|Local juvenile detention center director Randy Railsback talks with a Lockner engineer about the alternatives being considered for SR-10 at a meeting on Tuesday. The engineers and UDOT officials met with residents to discuss options and will return to the area with additional information after finishing the analysis on the comments raised during the Aug. 17 public meeting.|
Transportation department contract engineers discussed the public comments about Utah State Road 10 accepted during a June meeting with local residents on Aug. 17 at the Carbon County School District offices.
"We have tried to group the ideas you brought us into different areas," said H. G. Kunzler, a project engineer with H.W. Lockner Inc. "We wanted to show you how each of the alternatives we have come up with relate to the SR-10 corridor."
The engineers and Utah Department of Transportation officials developed charts and graphs showing travel routes, traffic flow percentages and alternatives to remedy some of the problems on SR-10 identified by people in June.
The public concerns included general safety issues, the absence of left-turn lanes on the section of SR-10 from Stake Farm Road to U.S. Highway 6, the narrow roadway and shoulders, coal-hauling and industrial truck traffic, inadequate access for motorists entering and exiting the highway, the lack of sidewalks and the possible relocation of the existing corridor.
The transportation department had identified several possible alternatives for dealing with the problems in question and the options were presented to the audience in a short program.
The alternatives included the following possibilities:
Leaving the stretch of highway from Stake Farm Road to U.S. 6 unchanged.
Constructing a west bypass road to handle the SR-10 traffic.
The option would involve having the new bypass highway tie into U.S. 6 west of the existing intersection.
On the south end, the new highway would tie into SR-10 near the Ridge Road intersection.
The present road would be used for local access and no improvements would be undertaken on the highway.
Constructing an east bypass road.
The bypass highway would attach to U.S. 6 east of the present junction and connect with SR-10 near Ridge Road.
The existing road would be used for local access and no improvements would be done.
Widening the section of SR-10 to a four-five lane or a four-three lane configuration.
Turning lanes would be the key in many places to alleviate safety problems
Building a truck traffic only bypass road.
Only trucks and heavy vehicle traffic would be allowed.
The bypass would tie in at Ridge Road and connect with U.S. 6 east or west of the present corridor.
Building a railroad line to reduce the truck traffic on SR-10, from the coal loadout to Huntington.
Applying transportation system and/or travel demand management principles.
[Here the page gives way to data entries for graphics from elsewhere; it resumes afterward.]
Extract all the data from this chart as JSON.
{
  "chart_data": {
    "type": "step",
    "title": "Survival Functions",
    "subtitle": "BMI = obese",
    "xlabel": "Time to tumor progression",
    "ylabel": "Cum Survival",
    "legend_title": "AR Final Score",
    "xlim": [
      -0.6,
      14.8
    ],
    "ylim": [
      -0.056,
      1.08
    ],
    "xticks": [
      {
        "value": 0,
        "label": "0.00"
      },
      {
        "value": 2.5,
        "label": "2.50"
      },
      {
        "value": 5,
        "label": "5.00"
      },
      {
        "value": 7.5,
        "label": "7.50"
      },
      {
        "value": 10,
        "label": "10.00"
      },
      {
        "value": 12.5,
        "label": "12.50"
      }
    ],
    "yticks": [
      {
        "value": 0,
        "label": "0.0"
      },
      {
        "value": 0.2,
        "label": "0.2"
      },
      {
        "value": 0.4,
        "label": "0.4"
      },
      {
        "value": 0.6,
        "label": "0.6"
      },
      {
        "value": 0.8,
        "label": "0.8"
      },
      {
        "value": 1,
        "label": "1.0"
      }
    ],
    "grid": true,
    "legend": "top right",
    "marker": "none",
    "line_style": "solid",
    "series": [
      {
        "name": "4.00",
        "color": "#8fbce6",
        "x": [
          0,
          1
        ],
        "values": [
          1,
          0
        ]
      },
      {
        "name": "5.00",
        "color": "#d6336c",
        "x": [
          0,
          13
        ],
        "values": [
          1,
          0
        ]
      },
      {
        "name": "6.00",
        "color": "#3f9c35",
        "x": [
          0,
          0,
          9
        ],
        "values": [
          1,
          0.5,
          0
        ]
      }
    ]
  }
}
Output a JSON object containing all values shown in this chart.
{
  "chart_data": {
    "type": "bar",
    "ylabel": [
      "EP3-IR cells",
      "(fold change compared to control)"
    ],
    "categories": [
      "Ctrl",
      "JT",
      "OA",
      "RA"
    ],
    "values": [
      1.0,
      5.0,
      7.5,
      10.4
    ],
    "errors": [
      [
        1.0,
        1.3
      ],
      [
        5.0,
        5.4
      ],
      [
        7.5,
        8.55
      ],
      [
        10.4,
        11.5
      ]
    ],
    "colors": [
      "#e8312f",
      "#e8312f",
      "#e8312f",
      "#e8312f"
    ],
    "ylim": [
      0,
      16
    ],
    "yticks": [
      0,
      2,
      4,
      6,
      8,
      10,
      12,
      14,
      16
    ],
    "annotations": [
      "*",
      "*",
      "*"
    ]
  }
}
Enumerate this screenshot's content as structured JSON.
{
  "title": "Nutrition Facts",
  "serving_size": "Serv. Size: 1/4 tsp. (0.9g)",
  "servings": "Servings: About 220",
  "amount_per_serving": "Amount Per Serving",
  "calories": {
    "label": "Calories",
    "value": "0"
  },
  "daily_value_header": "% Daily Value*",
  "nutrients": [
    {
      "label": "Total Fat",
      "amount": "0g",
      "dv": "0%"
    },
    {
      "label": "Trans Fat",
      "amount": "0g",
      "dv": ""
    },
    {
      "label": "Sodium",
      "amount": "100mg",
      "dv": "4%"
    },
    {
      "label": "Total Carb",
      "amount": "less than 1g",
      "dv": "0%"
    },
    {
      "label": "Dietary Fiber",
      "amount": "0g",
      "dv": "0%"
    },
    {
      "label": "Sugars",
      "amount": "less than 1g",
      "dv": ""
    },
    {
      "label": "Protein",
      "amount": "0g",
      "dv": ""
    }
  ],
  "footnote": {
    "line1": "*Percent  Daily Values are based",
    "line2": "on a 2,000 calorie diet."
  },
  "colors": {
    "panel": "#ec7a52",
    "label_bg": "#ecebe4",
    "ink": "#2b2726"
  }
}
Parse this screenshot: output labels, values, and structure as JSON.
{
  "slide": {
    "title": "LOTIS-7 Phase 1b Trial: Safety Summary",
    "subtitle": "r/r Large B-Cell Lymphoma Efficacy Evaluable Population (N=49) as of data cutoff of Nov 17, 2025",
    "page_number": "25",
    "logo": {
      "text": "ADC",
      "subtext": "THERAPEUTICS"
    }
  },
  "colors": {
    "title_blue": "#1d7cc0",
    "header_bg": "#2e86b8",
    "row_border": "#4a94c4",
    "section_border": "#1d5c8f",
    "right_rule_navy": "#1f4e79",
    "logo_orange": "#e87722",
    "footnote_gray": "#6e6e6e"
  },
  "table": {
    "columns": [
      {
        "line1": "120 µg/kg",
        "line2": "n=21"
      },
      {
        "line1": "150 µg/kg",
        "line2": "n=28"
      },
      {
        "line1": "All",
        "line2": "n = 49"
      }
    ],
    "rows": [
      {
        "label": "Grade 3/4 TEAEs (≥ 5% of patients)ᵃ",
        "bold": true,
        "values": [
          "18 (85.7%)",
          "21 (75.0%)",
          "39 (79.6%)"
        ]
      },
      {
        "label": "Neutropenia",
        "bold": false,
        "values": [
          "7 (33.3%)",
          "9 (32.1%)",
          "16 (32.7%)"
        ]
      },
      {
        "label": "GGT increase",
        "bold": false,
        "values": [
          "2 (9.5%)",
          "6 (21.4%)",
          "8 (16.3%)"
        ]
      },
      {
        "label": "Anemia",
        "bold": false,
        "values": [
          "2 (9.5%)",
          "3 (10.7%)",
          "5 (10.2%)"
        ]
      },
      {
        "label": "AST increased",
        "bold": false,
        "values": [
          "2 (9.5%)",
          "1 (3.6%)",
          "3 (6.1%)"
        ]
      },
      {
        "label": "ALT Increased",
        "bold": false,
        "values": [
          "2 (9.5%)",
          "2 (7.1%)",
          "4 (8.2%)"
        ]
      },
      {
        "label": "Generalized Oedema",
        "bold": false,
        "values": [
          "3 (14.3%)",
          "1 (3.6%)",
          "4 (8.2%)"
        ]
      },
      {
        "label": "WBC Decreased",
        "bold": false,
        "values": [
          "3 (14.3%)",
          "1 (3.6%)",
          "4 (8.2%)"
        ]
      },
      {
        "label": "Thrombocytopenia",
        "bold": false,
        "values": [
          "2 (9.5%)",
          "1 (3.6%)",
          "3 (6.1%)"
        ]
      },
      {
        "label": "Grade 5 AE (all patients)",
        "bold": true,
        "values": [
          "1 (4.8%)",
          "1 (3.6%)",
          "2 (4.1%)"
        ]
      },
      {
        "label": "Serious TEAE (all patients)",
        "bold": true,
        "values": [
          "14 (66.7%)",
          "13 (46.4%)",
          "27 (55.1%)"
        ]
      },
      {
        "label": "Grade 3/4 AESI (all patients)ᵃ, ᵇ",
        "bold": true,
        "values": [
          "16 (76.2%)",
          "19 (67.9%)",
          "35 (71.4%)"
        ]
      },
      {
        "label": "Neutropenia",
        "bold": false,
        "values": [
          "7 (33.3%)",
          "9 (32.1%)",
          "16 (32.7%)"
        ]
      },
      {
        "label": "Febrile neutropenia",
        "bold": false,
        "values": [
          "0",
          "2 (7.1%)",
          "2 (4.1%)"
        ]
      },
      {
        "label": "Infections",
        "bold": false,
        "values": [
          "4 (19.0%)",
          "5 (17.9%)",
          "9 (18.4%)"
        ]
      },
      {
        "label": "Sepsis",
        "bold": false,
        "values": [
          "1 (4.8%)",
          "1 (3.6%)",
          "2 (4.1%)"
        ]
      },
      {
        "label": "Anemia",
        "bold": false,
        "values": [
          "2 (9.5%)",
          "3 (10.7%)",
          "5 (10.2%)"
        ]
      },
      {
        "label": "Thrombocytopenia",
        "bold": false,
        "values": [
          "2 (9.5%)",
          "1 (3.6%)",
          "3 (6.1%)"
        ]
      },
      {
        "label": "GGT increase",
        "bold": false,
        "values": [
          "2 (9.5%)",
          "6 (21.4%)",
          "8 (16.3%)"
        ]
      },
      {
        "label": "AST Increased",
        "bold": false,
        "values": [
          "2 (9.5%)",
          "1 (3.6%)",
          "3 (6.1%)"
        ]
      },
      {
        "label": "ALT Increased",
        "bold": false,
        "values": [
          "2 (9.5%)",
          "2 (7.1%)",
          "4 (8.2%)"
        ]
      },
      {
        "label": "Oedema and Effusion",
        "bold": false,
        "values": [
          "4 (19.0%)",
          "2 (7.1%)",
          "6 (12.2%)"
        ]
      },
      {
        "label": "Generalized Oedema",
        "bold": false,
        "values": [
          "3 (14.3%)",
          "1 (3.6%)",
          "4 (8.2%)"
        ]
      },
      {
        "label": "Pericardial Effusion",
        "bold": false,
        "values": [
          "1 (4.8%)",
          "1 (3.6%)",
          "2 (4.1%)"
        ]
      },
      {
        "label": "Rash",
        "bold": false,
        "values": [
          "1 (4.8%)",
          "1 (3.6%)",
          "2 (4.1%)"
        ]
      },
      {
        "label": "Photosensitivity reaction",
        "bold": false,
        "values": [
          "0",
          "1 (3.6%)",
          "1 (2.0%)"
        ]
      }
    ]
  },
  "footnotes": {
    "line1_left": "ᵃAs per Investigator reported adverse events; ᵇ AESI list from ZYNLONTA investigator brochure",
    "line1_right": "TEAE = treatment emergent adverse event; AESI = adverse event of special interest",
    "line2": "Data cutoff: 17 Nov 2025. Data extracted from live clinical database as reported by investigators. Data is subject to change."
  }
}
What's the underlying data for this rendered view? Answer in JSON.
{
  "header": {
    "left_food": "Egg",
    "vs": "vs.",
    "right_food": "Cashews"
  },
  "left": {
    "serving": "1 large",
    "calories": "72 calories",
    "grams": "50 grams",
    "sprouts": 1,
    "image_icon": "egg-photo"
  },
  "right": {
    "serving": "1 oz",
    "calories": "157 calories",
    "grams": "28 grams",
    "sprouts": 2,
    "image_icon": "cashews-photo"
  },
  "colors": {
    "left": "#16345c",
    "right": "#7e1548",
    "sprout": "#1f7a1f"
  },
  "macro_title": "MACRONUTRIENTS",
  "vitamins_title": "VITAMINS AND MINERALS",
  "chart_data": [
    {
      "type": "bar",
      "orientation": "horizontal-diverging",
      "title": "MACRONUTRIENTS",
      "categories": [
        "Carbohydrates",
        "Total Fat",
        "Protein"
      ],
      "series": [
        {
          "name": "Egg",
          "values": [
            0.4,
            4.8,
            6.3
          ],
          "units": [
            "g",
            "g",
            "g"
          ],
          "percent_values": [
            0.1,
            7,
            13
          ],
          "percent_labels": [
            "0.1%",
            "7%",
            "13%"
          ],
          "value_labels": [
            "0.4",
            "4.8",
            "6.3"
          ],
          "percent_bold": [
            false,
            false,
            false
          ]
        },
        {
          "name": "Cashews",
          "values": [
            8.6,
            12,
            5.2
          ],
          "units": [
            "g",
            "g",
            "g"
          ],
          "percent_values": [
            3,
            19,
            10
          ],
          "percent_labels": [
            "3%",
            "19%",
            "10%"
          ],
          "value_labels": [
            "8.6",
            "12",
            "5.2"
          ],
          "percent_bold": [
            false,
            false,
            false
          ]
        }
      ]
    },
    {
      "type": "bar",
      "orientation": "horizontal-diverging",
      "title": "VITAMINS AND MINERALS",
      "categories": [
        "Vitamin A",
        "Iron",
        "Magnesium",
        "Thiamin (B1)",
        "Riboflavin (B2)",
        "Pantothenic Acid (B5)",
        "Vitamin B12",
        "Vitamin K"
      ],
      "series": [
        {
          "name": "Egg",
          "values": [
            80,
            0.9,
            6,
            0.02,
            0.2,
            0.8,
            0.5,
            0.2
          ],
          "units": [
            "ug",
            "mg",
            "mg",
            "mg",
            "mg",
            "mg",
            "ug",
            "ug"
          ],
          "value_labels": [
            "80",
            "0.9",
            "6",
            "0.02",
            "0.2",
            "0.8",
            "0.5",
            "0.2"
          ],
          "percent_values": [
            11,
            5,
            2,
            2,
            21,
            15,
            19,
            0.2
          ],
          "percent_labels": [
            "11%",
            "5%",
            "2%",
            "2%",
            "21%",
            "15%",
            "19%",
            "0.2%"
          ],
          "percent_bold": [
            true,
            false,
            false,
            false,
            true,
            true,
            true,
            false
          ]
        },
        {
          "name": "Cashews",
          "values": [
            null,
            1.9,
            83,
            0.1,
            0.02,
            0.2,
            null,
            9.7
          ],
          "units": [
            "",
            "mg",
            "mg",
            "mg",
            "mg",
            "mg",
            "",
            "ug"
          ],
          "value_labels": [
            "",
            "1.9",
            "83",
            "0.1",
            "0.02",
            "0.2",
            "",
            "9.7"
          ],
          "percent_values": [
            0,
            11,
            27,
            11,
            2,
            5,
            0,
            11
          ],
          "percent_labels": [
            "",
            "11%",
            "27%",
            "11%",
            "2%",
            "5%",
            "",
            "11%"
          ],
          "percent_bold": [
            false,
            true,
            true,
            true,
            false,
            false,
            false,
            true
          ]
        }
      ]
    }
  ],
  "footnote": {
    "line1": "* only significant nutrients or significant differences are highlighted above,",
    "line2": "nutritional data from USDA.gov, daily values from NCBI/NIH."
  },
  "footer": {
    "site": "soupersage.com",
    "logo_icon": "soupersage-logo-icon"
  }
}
The option would increase the capacity of the corridor without changing the road by using park and rides, carpooling, flexible work hours, tele-commuting and truck restrictions.
Developing plans for a local public transit system.
The concept involves reducing vehicle counts on SR-10 by transporting people on buses.
The engineers pointed out Aug. 17 that not all of the alternatives will solve a significant number of the concerns voiced by Carbon County residents, especially in the long term.
"We took a baseline of growth from 1988 to the present and it showed if that growth continues to the year 2030 there will be 30,000 vehicles a day using that road," said Kunzler. "We want to look at alternatives that will serve the corridor about 30 years and if that projection is the case, then some of these alternatives will not suffice."
One of the residents attending the meeting on Tuesday wondered if it was possible for the highway to grow that much more, even though the trend had remained true in the past.
"The point is that driving habits are changing and we can only go on the baseline we have had for growth in the past," said Myron Lee, a UDOT spokesman at the Aug. 17 meeting. "People have changed the reasons they drive somewhere in the past, and that may be the reason for the growth. Those trends could well continue."
One chart displayed at the meeting by UDOT officials highlighted the traffic flow percentage for SR-10. Based on studies, the chart showed that about 26 percent of the traffic on SR-10 comes or travels west on U.S. 6 from the highway and another 13 percent goes or comes from the east.
"Traveling both ways, that means 61 percent of the traffic flows through either into Price or back toward Emery County," explained Kunzler.
Similar numbers figure heavily in which alternatives to consider as a possible project. The percentage flow may mean east or west bypass roads would not be an effective alternative in the long run because more than 60 percent of the drivers who want to go to or come from Price would still take the old route rather than the new one, pointed out Kunzler.
After reviewing the alternatives, Kunzler asked for the audience to look at the charts and fill out comment forms on the various plans.
Kunzler pointed out that the final chart showed that some of the options would work better than others, but the engineers wanted to hear from local residents who might have suggestions regarding the alternatives developed for SR-10.
"We are just trying to whittle down the alternatives and spend as little money as possible developing those that are not effective," said Kunzler. "Within a month or so, we will be coming back to you again to go over what we have come up with for the most viable plans."